His Republican challenger, Jonathan Maples, did not accept the Editorial Board’s invitation for an interview. Write-in candidate Maria Garcia is also on the ballot.

DISTRICT 7: No one on the county commission has more emphatically ensured that all residents are considered than Bernard. Exhibit A: The first-term commissioner pushed through a long-sought-after racial disparity study for fair and equitable rewarding of county contracts and creating jobs.

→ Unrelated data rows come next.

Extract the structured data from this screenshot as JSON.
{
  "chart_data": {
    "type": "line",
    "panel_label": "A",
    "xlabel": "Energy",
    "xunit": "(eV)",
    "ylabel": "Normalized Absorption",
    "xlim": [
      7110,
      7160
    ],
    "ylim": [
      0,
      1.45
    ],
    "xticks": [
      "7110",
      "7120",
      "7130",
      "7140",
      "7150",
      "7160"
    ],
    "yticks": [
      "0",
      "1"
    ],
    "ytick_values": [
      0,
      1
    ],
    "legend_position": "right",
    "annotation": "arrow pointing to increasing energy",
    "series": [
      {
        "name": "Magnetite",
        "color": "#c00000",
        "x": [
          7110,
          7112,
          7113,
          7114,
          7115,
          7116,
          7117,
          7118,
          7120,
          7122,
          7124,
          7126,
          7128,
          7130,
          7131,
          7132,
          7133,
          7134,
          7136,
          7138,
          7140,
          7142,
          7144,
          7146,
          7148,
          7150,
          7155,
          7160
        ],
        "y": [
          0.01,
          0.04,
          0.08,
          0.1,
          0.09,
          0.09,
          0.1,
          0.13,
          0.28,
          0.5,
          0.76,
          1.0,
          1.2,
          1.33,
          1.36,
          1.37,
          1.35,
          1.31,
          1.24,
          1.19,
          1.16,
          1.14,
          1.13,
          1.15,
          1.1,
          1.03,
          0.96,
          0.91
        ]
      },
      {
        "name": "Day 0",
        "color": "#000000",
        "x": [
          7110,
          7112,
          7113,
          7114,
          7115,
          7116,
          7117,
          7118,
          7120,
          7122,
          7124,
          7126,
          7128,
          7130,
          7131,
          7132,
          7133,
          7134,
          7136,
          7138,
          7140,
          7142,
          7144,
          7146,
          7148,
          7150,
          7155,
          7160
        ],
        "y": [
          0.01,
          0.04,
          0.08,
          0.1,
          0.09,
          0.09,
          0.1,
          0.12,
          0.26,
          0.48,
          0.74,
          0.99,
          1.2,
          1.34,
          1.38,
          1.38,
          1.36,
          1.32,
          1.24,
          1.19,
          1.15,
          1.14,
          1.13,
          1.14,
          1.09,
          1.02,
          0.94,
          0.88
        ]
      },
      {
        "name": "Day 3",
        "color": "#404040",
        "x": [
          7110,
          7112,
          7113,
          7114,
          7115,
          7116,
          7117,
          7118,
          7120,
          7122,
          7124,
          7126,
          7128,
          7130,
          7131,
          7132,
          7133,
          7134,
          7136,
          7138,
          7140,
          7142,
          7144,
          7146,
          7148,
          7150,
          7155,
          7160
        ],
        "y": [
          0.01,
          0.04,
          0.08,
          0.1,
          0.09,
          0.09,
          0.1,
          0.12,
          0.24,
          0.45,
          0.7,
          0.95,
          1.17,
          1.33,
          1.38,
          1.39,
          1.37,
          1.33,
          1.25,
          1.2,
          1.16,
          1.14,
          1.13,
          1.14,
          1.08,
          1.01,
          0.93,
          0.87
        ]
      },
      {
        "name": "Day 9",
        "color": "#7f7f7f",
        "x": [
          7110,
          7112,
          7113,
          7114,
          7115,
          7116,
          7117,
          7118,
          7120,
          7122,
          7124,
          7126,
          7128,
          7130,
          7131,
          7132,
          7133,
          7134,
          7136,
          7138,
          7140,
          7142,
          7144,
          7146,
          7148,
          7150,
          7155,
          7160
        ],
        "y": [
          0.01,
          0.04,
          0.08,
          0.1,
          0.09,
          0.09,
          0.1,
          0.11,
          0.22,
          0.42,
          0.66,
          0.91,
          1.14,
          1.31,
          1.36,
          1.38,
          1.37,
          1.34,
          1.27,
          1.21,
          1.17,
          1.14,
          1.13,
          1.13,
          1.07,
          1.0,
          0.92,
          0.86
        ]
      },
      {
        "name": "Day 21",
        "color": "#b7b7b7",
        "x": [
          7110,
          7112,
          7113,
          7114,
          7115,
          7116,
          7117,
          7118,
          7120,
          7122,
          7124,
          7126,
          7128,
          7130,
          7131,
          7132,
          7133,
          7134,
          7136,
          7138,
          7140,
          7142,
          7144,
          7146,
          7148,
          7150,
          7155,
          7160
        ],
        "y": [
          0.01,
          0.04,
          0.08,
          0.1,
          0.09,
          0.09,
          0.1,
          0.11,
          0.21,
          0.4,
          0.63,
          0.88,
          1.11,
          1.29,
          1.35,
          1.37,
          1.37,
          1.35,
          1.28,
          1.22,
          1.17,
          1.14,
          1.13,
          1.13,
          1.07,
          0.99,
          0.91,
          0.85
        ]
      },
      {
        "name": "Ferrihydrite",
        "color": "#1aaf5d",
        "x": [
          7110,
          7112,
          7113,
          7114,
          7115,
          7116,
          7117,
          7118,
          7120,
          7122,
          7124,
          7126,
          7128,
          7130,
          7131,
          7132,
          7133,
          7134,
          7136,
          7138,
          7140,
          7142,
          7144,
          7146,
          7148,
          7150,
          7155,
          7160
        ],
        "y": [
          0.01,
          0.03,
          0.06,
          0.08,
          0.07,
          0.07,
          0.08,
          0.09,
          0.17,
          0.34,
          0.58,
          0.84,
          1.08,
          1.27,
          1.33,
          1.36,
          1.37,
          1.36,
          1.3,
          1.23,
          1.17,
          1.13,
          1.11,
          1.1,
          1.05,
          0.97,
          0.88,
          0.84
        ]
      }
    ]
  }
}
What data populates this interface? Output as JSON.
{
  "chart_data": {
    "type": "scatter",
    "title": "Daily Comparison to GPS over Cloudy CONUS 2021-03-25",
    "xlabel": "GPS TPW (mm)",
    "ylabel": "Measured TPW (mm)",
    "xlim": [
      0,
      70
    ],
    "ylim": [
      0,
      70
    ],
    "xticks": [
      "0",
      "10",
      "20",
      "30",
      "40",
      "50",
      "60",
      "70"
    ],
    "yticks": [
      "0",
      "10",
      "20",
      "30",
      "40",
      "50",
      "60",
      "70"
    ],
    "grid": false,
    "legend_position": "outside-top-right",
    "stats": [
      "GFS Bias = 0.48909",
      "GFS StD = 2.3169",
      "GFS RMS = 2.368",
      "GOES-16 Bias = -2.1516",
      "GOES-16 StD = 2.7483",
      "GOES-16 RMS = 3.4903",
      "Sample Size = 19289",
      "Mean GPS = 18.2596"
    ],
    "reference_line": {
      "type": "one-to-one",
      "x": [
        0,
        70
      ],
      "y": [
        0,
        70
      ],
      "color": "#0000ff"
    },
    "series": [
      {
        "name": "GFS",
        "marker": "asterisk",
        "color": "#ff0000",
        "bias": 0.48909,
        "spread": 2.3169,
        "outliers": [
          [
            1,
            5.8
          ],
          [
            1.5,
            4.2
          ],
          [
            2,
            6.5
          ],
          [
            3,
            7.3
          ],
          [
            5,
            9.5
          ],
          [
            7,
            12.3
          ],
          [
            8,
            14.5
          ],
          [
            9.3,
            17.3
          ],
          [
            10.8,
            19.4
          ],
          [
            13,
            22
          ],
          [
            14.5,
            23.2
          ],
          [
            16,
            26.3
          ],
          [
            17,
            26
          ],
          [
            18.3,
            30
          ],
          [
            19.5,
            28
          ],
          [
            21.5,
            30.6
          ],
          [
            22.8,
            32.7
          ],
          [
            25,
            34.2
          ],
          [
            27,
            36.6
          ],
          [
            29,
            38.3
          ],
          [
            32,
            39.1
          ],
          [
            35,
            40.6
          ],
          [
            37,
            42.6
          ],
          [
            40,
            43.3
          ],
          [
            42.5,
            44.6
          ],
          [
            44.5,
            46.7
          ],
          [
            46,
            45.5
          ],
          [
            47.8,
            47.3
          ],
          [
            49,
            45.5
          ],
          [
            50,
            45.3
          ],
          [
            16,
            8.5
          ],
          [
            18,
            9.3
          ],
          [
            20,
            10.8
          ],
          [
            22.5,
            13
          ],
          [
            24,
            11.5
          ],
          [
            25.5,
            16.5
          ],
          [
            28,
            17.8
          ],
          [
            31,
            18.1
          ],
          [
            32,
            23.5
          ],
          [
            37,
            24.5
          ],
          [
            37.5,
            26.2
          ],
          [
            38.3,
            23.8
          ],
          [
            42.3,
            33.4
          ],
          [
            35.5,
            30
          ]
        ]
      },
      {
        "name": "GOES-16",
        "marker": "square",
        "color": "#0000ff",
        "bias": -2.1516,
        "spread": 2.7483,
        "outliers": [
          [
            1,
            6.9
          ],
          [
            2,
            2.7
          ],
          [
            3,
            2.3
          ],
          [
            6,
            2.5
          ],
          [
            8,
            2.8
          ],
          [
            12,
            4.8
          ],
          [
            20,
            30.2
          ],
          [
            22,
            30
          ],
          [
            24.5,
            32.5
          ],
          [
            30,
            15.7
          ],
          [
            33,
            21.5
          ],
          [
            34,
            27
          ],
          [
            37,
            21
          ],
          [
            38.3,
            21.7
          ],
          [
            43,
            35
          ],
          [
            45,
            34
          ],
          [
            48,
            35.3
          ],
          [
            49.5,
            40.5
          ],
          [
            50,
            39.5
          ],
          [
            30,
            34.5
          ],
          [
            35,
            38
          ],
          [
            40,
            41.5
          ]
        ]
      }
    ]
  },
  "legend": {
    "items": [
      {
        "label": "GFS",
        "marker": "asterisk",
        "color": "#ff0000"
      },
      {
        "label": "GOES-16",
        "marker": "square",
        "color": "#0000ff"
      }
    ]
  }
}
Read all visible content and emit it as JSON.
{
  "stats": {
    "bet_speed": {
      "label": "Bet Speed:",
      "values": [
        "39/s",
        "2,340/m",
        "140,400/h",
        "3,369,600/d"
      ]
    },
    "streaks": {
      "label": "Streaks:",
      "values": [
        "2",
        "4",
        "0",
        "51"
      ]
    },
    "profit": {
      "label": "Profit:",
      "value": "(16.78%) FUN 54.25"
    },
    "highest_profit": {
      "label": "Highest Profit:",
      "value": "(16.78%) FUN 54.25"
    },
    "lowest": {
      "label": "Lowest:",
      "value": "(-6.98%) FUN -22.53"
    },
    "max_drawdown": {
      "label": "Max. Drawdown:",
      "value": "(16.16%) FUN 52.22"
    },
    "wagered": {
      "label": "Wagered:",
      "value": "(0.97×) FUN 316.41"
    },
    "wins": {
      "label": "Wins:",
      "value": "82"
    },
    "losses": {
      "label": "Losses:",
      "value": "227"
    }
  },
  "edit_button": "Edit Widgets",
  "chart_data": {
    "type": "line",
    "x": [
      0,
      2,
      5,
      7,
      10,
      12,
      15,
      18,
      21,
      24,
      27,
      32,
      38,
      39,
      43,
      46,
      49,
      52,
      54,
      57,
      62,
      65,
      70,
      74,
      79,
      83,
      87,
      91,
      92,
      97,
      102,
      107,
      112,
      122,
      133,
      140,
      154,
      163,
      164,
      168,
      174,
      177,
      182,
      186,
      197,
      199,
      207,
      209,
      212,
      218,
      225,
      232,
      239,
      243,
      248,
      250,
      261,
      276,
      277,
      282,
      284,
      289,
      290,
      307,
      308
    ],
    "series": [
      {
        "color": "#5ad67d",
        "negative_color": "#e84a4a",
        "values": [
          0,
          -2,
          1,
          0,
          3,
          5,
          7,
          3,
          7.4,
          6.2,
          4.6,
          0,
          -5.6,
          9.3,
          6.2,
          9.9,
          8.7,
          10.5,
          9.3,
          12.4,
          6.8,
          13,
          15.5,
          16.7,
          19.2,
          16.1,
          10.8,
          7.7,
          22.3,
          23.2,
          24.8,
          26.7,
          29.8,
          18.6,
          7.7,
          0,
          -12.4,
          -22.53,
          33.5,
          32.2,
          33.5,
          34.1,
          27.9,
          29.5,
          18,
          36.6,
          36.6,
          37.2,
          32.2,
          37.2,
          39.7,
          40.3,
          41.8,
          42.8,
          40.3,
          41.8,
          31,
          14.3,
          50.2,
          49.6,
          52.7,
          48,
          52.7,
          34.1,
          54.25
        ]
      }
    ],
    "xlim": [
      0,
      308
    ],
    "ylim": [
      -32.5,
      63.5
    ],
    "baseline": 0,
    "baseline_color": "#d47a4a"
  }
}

He reminded the Editorial Board that when discussing the future of the Ag Reserve, someone must also speak up for farmers still working there. He said racial injustice must not fall off the commission’s radar.

And as county mayor in 2019, Bernard displayed keen leadership skills when Hurricane Dorian threatened our shores after devastating the Bahamas.

Bernard, a former state representative and Delray Beach commissioner, faces write-in candidate Micaela Wichman and two no-party affiliation candidates: Leonard L. Serratore and Caneste Succe.